Os resultados do estudo amparam o modelo de povoamento de nosso continente defendido há mais de duas décadas por Neves, cujos trabalhos são financiados em grande parte pela FAPESP. Segundo essa hipótese, as Américas foram colonizadas por duas ondas migratórias promovidas por povos distintos que cruzaram em momentos diferentes o estreito de Bering. A primeira teria sido composta por humanos que, há uns 15 mil anos, ainda exibiam essa morfologia “pan-africana”, para usar um termo empregado pelo pesquisador da USP. Os membros desse bando inicial de caçadores-coletores deveriam ser parecidos com Luzia, o famoso crânio feminino de 11 mil anos resgatado na região mineira de Lagoa Santa. Tinham nariz e órbitas oculares largos, face projetada para a frente e cabeça estreita e alongada. Embora seja impossível determinar com certeza a cor de sua pele, eram provavelmente negros. Todos os seus descendentes desapareceram misteriosamente em algum ponto da Pré-história por motivos ignorados e não deixaram representantes entre as tribos hoje presentes no continente.

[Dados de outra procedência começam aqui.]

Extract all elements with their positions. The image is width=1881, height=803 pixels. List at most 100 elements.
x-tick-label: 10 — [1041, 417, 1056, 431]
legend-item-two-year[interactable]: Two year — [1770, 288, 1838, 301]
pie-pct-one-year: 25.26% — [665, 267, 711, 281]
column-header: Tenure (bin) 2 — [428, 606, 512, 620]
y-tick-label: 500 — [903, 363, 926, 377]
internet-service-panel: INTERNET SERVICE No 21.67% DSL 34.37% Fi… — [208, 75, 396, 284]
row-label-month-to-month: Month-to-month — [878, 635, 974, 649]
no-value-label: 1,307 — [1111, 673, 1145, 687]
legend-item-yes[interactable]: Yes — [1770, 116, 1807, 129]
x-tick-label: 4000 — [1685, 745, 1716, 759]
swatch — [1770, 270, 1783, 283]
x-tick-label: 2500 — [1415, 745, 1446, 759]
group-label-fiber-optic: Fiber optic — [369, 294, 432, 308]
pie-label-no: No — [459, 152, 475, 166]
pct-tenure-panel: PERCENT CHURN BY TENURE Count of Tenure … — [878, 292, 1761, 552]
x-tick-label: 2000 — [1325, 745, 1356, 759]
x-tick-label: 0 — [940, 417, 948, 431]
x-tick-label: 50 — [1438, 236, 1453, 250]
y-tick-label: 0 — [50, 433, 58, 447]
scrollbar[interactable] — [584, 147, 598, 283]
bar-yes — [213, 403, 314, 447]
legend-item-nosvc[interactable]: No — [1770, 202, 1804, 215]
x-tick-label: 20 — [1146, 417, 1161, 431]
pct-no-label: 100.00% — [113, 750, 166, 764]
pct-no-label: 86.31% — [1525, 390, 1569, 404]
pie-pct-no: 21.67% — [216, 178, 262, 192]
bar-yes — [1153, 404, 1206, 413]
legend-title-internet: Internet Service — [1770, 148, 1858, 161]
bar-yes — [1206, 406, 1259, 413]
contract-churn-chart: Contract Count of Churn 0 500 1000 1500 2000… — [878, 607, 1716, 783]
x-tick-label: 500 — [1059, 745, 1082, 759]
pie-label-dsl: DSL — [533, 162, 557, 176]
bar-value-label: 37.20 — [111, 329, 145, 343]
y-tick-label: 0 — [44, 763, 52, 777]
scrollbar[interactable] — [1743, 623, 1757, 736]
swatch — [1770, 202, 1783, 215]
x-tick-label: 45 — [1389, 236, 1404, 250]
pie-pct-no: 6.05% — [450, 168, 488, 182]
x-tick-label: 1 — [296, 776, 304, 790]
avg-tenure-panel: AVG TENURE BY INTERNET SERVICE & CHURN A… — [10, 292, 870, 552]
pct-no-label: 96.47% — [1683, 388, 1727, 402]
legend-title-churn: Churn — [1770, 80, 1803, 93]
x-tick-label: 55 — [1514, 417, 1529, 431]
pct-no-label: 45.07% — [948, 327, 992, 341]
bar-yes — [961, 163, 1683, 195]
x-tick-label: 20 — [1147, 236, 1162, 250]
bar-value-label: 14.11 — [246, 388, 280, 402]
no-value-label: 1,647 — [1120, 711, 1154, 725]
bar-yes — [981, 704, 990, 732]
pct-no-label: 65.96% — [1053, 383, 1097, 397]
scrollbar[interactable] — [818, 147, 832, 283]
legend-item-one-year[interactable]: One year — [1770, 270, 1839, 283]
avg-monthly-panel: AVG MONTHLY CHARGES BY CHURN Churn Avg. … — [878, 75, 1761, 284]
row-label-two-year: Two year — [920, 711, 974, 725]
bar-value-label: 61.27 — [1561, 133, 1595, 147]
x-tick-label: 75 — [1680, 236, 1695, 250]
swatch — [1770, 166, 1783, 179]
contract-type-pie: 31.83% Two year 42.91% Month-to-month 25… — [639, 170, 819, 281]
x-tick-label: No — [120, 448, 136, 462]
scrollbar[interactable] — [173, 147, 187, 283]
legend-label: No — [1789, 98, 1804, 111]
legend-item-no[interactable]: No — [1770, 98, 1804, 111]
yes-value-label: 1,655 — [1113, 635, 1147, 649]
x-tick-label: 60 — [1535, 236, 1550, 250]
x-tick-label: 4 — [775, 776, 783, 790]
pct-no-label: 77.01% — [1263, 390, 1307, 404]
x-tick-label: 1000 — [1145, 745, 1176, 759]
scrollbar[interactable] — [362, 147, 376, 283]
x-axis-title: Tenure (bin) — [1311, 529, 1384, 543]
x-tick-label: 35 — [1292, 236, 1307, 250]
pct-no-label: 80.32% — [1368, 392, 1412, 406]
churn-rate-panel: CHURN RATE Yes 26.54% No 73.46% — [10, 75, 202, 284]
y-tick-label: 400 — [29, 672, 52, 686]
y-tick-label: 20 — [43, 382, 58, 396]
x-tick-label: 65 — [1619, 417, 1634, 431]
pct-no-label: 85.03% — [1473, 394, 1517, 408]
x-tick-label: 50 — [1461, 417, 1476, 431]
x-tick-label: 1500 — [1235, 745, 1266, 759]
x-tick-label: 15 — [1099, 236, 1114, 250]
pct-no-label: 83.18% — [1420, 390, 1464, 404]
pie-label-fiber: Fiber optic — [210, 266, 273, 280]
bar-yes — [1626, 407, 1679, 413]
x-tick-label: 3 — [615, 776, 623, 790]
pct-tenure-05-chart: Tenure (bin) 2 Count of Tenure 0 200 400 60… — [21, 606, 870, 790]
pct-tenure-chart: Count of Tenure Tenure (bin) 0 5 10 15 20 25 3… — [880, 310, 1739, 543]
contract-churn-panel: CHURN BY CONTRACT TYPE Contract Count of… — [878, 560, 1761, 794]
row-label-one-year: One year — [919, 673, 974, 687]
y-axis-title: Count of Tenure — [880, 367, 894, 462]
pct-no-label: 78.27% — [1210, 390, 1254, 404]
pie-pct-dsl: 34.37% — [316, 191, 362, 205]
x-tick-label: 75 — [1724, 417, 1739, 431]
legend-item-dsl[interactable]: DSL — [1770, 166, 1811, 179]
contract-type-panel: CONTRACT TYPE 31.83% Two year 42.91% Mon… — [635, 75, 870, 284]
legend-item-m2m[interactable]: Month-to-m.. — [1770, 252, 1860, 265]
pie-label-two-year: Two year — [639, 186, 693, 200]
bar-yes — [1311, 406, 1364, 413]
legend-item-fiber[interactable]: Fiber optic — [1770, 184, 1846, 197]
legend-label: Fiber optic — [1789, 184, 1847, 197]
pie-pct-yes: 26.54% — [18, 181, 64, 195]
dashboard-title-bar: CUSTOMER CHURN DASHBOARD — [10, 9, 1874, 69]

Os humanos com traços africanos foram, sempre de acordo com as ideias de Neves, majoritariamente substituídos por indivíduos que vieram em um segundo movimento migratório da Ásia para as Américas. O novo grupo teria entrado no Novo Mundo mais recentemente, entre 9 mil e 10 mil anos atrás, e incluiria apenas indivíduos com características físicas dos chamados povos mongoloides, como os atuais orientais e as tribos indígenas encontradas até hoje em nosso continente. Seres humanos com essa aparência mais asiática, surgida possivelmente como uma adaptação ao clima extremamente frio da Sibéria e eventualmente do Ártico, não podem ter participado da primeira leva migratória para as Américas simplesmente porque esse tipo físico ainda não havia surgido na Terra. Pelo menos é o que dizem Neves, Hubbe e Harvati.
Essa teoria sobre o povoamento das Américas está longe de ser consensual. Análises do DNA extraído de populações extintas e vivas de indígenas do continente, em especial das sequências contidas nos genomas da mitocôndria (de linhagem materna) e do cromosomo Y (herdado do pai), contam uma história distinta. Favorecem a hipótese de que houve apenas um movimento de entrada de indivíduos da Ásia em direção ao Novo Mundo e de que essa travessia ocorreu alguns milhares de anos antes do sugerido pelas evidências arqueológicas. “Praticamente toda a diversidade biológica dos atuais tipos humanos já estava presente na única leva migratória que entrou nas Américas”, diz o geneticista Sandro Bonatto, da Pontifícia Universidade Católica do Rio Grande do Sul. “Apenas os esquimós, população que representa o caso mais extremo e tardio da chamada morfologia mongoloide, ainda não tinham se originado e não participaram dessa leva.”